# Hawthorne warehouse



## Jay p (Sep 13, 2017)

Hawthorne


----------



## oicu812 (Aug 29, 2016)

Yay?


----------



## oicu812 (Aug 29, 2016)

Here's something new at Hawthorne. You can now scan the racks (which are new). Seems like the bags are gone. They get destroyed by the van drivers there.


----------



## GRE-KAH (Sep 16, 2017)

oicu812 said:


> Here's something new at Hawthorne. You can now scan the racks (which are new). Seems like the bags are gone. They get destroyed by the van drivers there.
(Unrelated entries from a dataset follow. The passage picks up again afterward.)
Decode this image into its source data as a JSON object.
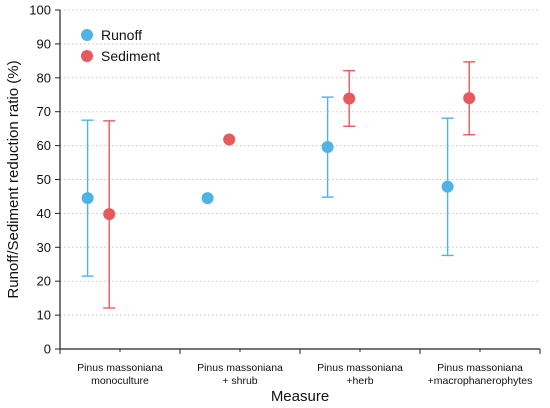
{
  "chart_data": {
    "type": "scatter",
    "xlabel": "Measure",
    "ylabel": "Runoff/Sediment reduction ratio (%)",
    "ylim": [
      0,
      100
    ],
    "yticks": [
      "0",
      "10",
      "20",
      "30",
      "40",
      "50",
      "60",
      "70",
      "80",
      "90",
      "100"
    ],
    "categories": [
      [
        "Pinus massoniana",
        "monoculture"
      ],
      [
        "Pinus massoniana",
        "+ shrub"
      ],
      [
        "Pinus massoniana",
        "+herb"
      ],
      [
        "Pinus massoniana",
        "+macrophanerophytes"
      ]
    ],
    "grid": "horizontal dotted",
    "legend_position": "top-left",
    "series": [
      {
        "name": "Runoff",
        "color": "#4fb3e8",
        "values": [
          44.5,
          44.5,
          59.6,
          47.9
        ],
        "error_low": [
          21.5,
          null,
          44.8,
          27.6
        ],
        "error_high": [
          67.5,
          null,
          74.3,
          68.1
        ]
      },
      {
        "name": "Sediment",
        "color": "#e8595d",
        "values": [
          39.8,
          61.8,
          73.9,
          74.0
        ],
        "error_low": [
          12.1,
          null,
          65.7,
          63.2
        ],
        "error_high": [
          67.3,
          null,
          82.1,
          84.7
        ]
      }
    ]
  }
}
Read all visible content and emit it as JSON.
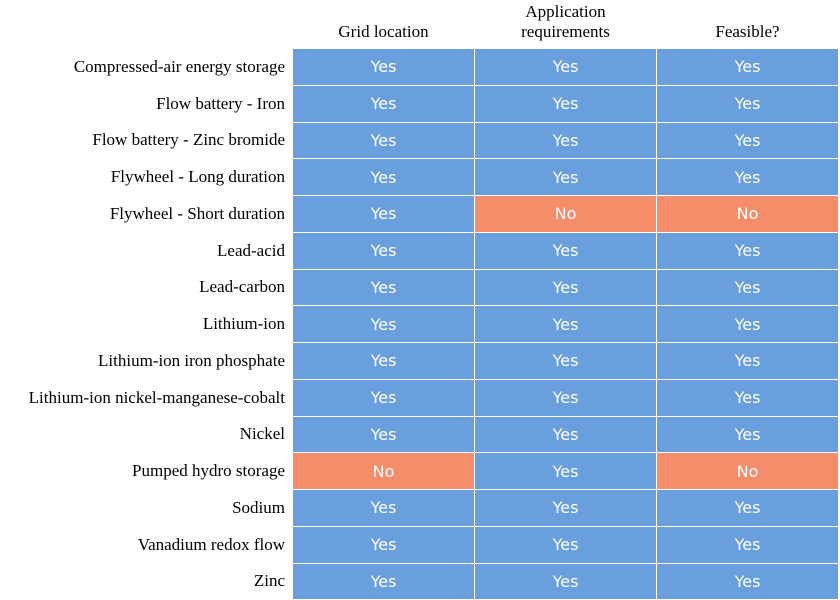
{
  "chart_data": {
    "type": "table",
    "columns": [
      "Grid location",
      "Application\nrequirements",
      "Feasible?"
    ],
    "rows": [
      {
        "label": "Compressed-air energy storage",
        "values": [
          "Yes",
          "Yes",
          "Yes"
        ]
      },
      {
        "label": "Flow battery - Iron",
        "values": [
          "Yes",
          "Yes",
          "Yes"
        ]
      },
      {
        "label": "Flow battery - Zinc bromide",
        "values": [
          "Yes",
          "Yes",
          "Yes"
        ]
      },
      {
        "label": "Flywheel - Long duration",
        "values": [
          "Yes",
          "Yes",
          "Yes"
        ]
      },
      {
        "label": "Flywheel - Short duration",
        "values": [
          "Yes",
          "No",
          "No"
        ]
      },
      {
        "label": "Lead-acid",
        "values": [
          "Yes",
          "Yes",
          "Yes"
        ]
      },
      {
        "label": "Lead-carbon",
        "values": [
          "Yes",
          "Yes",
          "Yes"
        ]
      },
      {
        "label": "Lithium-ion",
        "values": [
          "Yes",
          "Yes",
          "Yes"
        ]
      },
      {
        "label": "Lithium-ion iron phosphate",
        "values": [
          "Yes",
          "Yes",
          "Yes"
        ]
      },
      {
        "label": "Lithium-ion nickel-manganese-cobalt",
        "values": [
          "Yes",
          "Yes",
          "Yes"
        ]
      },
      {
        "label": "Nickel",
        "values": [
          "Yes",
          "Yes",
          "Yes"
        ]
      },
      {
        "label": "Pumped hydro storage",
        "values": [
          "No",
          "Yes",
          "No"
        ]
      },
      {
        "label": "Sodium",
        "values": [
          "Yes",
          "Yes",
          "Yes"
        ]
      },
      {
        "label": "Vanadium redox flow",
        "values": [
          "Yes",
          "Yes",
          "Yes"
        ]
      },
      {
        "label": "Zinc",
        "values": [
          "Yes",
          "Yes",
          "Yes"
        ]
      }
    ],
    "colors": {
      "Yes": "#6a9fde",
      "No": "#f58d6b"
    }
  }
}
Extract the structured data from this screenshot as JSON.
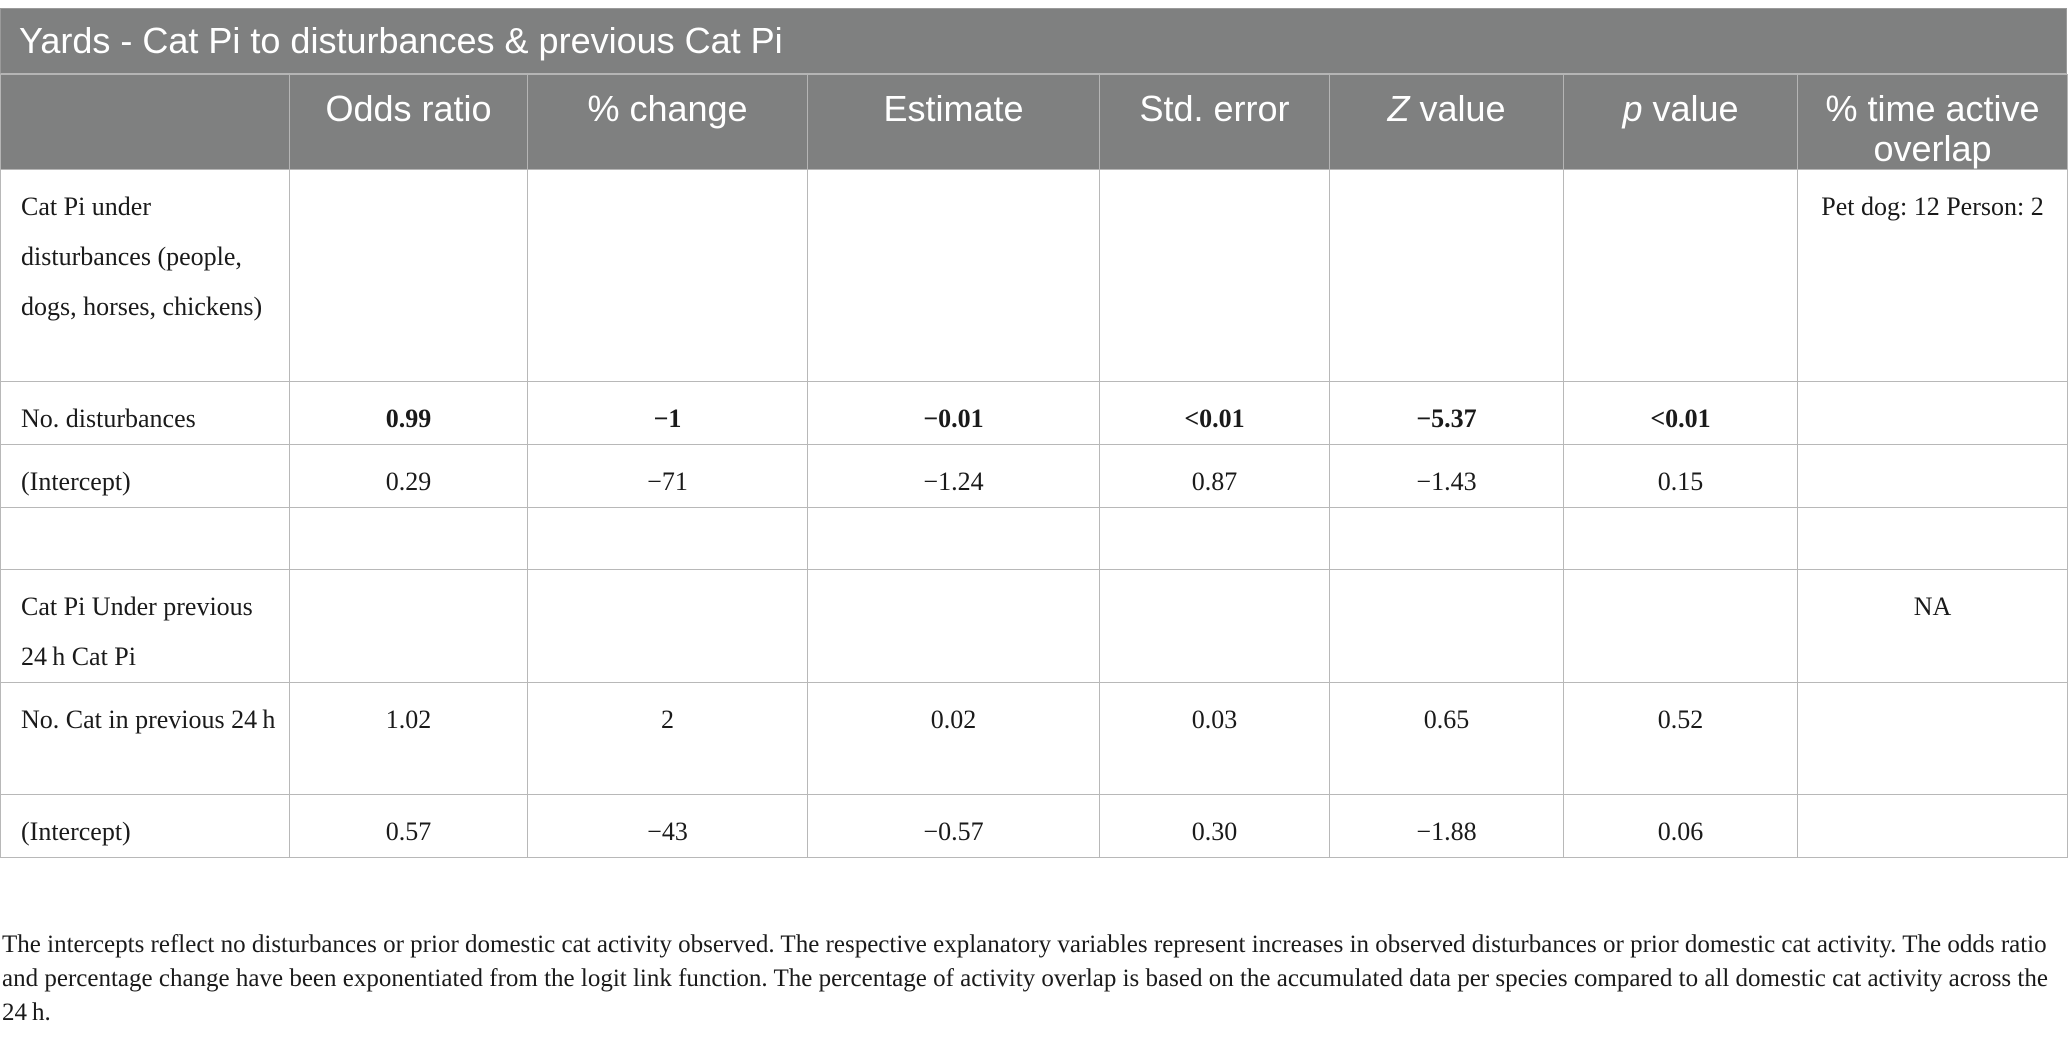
{
  "table": {
    "title": "Yards - Cat Pi to disturbances & previous Cat Pi",
    "headers": {
      "col0": "",
      "odds": "Odds ratio",
      "pct": "% change",
      "est": "Estimate",
      "se": "Std. error",
      "z_italic": "Z",
      "z_rest": " value",
      "p_italic": "p",
      "p_rest": " value",
      "overlap": "% time active overlap"
    },
    "rows": [
      {
        "label": "Cat Pi under disturbances (people, dogs, horses, chickens)",
        "odds": "",
        "pct": "",
        "est": "",
        "se": "",
        "z": "",
        "p": "",
        "overlap": "Pet dog: 12 Person: 2"
      },
      {
        "label": "No. disturbances",
        "odds": "0.99",
        "pct": "−1",
        "est": "−0.01",
        "se": "<0.01",
        "z": "−5.37",
        "p": "<0.01",
        "overlap": ""
      },
      {
        "label": "(Intercept)",
        "odds": "0.29",
        "pct": "−71",
        "est": "−1.24",
        "se": "0.87",
        "z": "−1.43",
        "p": "0.15",
        "overlap": ""
      },
      {
        "label": "",
        "odds": "",
        "pct": "",
        "est": "",
        "se": "",
        "z": "",
        "p": "",
        "overlap": ""
      },
      {
        "label": "Cat Pi Under previous 24 h Cat Pi",
        "odds": "",
        "pct": "",
        "est": "",
        "se": "",
        "z": "",
        "p": "",
        "overlap": "NA"
      },
      {
        "label": "No. Cat in previous 24 h",
        "odds": "1.02",
        "pct": "2",
        "est": "0.02",
        "se": "0.03",
        "z": "0.65",
        "p": "0.52",
        "overlap": ""
      },
      {
        "label": "(Intercept)",
        "odds": "0.57",
        "pct": "−43",
        "est": "−0.57",
        "se": "0.30",
        "z": "−1.88",
        "p": "0.06",
        "overlap": ""
      }
    ]
  },
  "footnote": "The intercepts reflect no disturbances or prior domestic cat activity observed. The respective explanatory variables represent increases in observed disturbances or prior domestic cat activity. The odds ratio and percentage change have been exponentiated from the logit link function. The percentage of activity overlap is based on the accumulated data per species compared to all domestic cat activity across the 24 h."
}
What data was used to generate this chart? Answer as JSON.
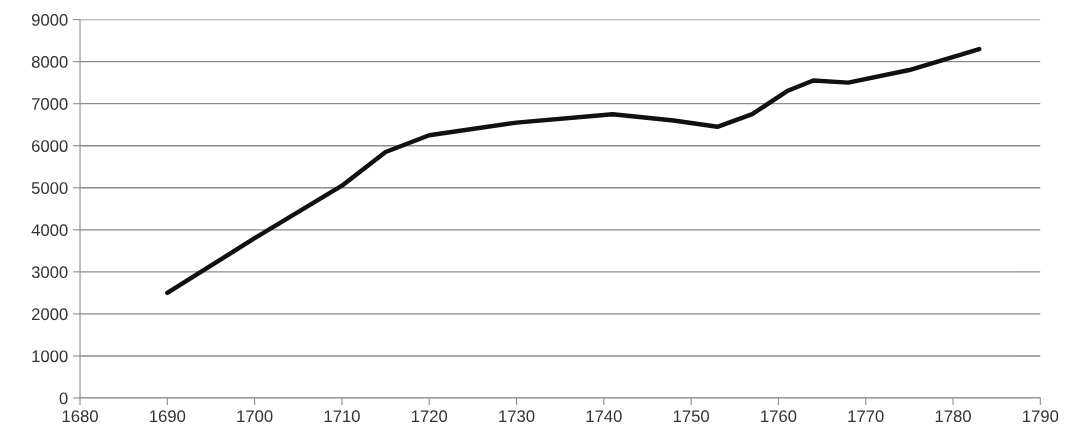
{
  "chart_data": {
    "type": "line",
    "x": [
      1690,
      1700,
      1710,
      1715,
      1720,
      1730,
      1741,
      1748,
      1753,
      1757,
      1761,
      1764,
      1768,
      1775,
      1783
    ],
    "series": [
      {
        "color": "#111111",
        "values": [
          2500,
          3800,
          5050,
          5850,
          6250,
          6550,
          6750,
          6600,
          6450,
          6750,
          7300,
          7550,
          7500,
          7800,
          8300
        ]
      }
    ],
    "xlim": [
      1680,
      1790
    ],
    "xticks": [
      1680,
      1690,
      1700,
      1710,
      1720,
      1730,
      1740,
      1750,
      1760,
      1770,
      1780,
      1790
    ],
    "ylim": [
      0,
      9000
    ],
    "yticks": [
      0,
      1000,
      2000,
      3000,
      4000,
      5000,
      6000,
      7000,
      8000,
      9000
    ],
    "grid": "y",
    "marker": "none",
    "line_style": "solid"
  }
}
Warehouse team isn't organized at all, i think the rack system is working better for them. Almost every delivery the past weeks scanning bags in Hawthorne had extra packages that were not in the itinerary. The first times I didn't catch it until almost finishing the route so I had two options, scanning them and return to areas I had already drove before and having the possibility of the package being a cancelled order therefore needing to return to the warehouse, or not scanning it and return it to the warehouse after I finished delivering everything. Most times I had to return to the warehouse but this week scanning the racks I didn't encountered any problem. Nice job Amazon.

Irvine still uses the bags tho. Works better for them.


----------



## oicu812 (Aug 29, 2016)

I think it's a cost issue. Totes get destroyed. Bags get destroyed. Racks don't. That's why DLA8 is using them now.


----------